A DAY TO REMEMBER『YOU'RE WELCOME』(2021)
2021年3月5日にリリースされたA DAY TO REMEMBERの7thアルバム。現時点で日本盤未発売。
全米2位という快挙を成し遂げた前作『BAD VIBRATIONS』(2016年)から4年半ぶりとなる今作は、レーベルを新たにFueled By Ramenへと移して最初のアルバム。プロデューサーにはコリン・ブリテン(ALL TIME LOW、ONE OK ROCK、PAPA ROACHなど)とメンバーのジェレミー・マッキノン(Vo)を迎えて制作されました。
初期こそポップパンクの流れを汲むバンドでしたが、ここ数作はメタルコア色を強めており、今作ではモダンなエレクトロポップのテイストを散りばめつつも、随所でメタルコア的ヘヴィさを響かせる非常に“イマドキ”のHR/HMサウンドを展開しています。
1曲1曲の楽曲の強度も非常に高いものがあるし、なによりもアルバムを通して聴いていて非常に心地よく楽しめる。

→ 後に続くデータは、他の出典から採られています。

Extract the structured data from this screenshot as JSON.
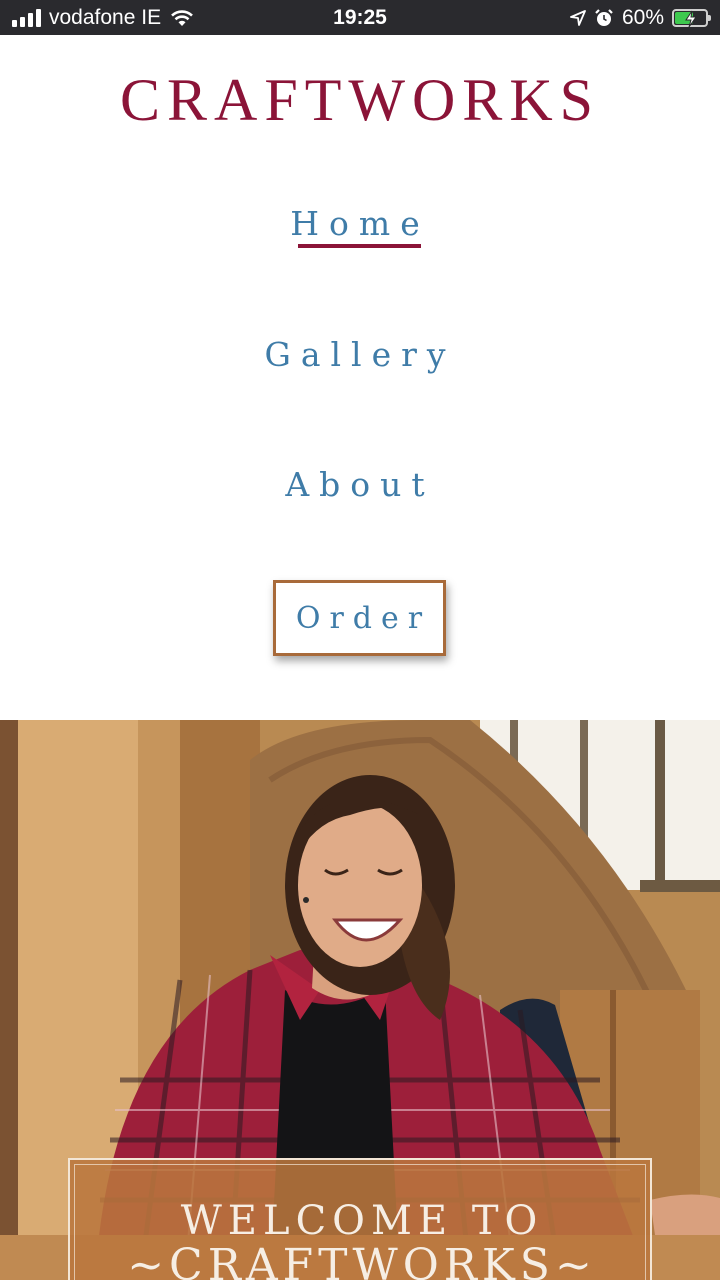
{
  "status_bar": {
    "carrier": "vodafone IE",
    "time": "19:25",
    "battery": "60%",
    "battery_level": 0.6,
    "icons": [
      "signal-icon",
      "wifi-icon",
      "location-arrow-icon",
      "alarm-icon",
      "battery-charging-icon"
    ]
  },
  "header": {
    "brand": "CRAFTWORKS"
  },
  "nav": {
    "home": "Home",
    "gallery": "Gallery",
    "about": "About",
    "order": "Order",
    "active": "Home"
  },
  "hero": {
    "welcome_line1": "WELCOME TO",
    "welcome_line2": "~CRAFTWORKS~"
  },
  "colors": {
    "brand": "#8b1438",
    "nav_text": "#3f7ca8",
    "order_border": "#a86a3a",
    "welcome_box": "#ba763e",
    "status_bar_bg": "#2a2a2e"
  }
}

過激さこそ皆無ですが、繰り返し楽しむことができる良盤だと断言できるでしょう。
ボーカルプロダクションも、メロディアスさを全面に打ち出しつつ要所要所でスクリームを織り交ぜる。また、低音&高音のオクターブ・ツインボーカルもポップさを強調する良い武器にあっており、それらが先のエレポップ風メタルコアサウンドにマッチしている。決して新しい手法ではないですし、なんなら手垢の付きまくった作風でもありますが、この作品においては不思議といやらしく感じられないのですから、不思議なものです。
こういった先人たちが生み出してきた小技を的確に使いこなすことで、メタルコア/ラウドバンドとしての王道感がより強まっているように感じられるというのもあり、改めて賢いバンドだなあと実感。思えばプロデューサーのコリンはワンオクや5 SECONDS TO SUMMERなどモダンなバンドを手がけるほか、アヴィーチーの作品にも参加した経験の持ち主。なるほど、納得です。

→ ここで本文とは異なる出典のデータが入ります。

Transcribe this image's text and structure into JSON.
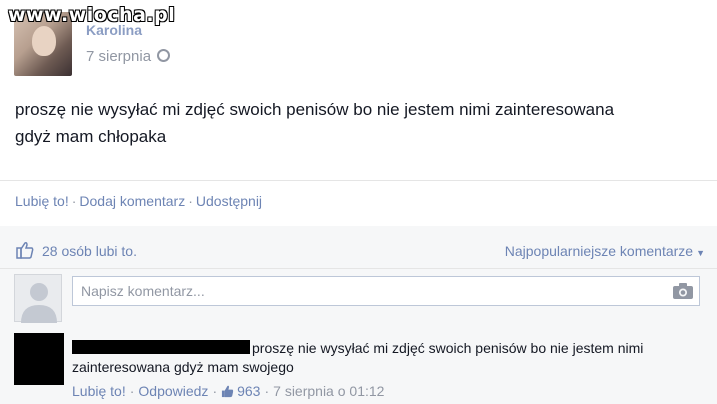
{
  "watermark": "www.wiocha.pl",
  "post": {
    "author_name": "Karolina",
    "date": "7 sierpnia",
    "text": "proszę nie wysyłać mi zdjęć swoich penisów bo nie jestem nimi zainteresowana gdyż mam chłopaka"
  },
  "actions": {
    "like": "Lubię to!",
    "comment": "Dodaj komentarz",
    "share": "Udostępnij"
  },
  "feedback": {
    "likes_text": "28 osób lubi to.",
    "sort_label": "Najpopularniejsze komentarze",
    "composer_placeholder": "Napisz komentarz..."
  },
  "comment": {
    "text": "proszę nie wysyłać mi zdjęć swoich penisów bo nie jestem nimi zainteresowana gdyż mam swojego",
    "like": "Lubię to!",
    "reply": "Odpowiedz",
    "like_count": "963",
    "timestamp": "7 sierpnia o 01:12"
  },
  "colors": {
    "link": "#6d84b4",
    "muted": "#9197a3",
    "feedback_bg": "#f6f7f8"
  }
}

全体を柔らかでしなやかな空気感で包み込むからこそ、「Resentment」のようなメタルコアテイストの楽曲や「Viva La Mexico」みたいなアリーナロック的作風のナンバーがより映える。そういった楽曲の活かし方も非常にわきまえた、鉄壁の1枚ではないでしょうか。
こういう音、日本のリスナーにめちゃめちゃウケそうな気がするのですが……いかがでしょう?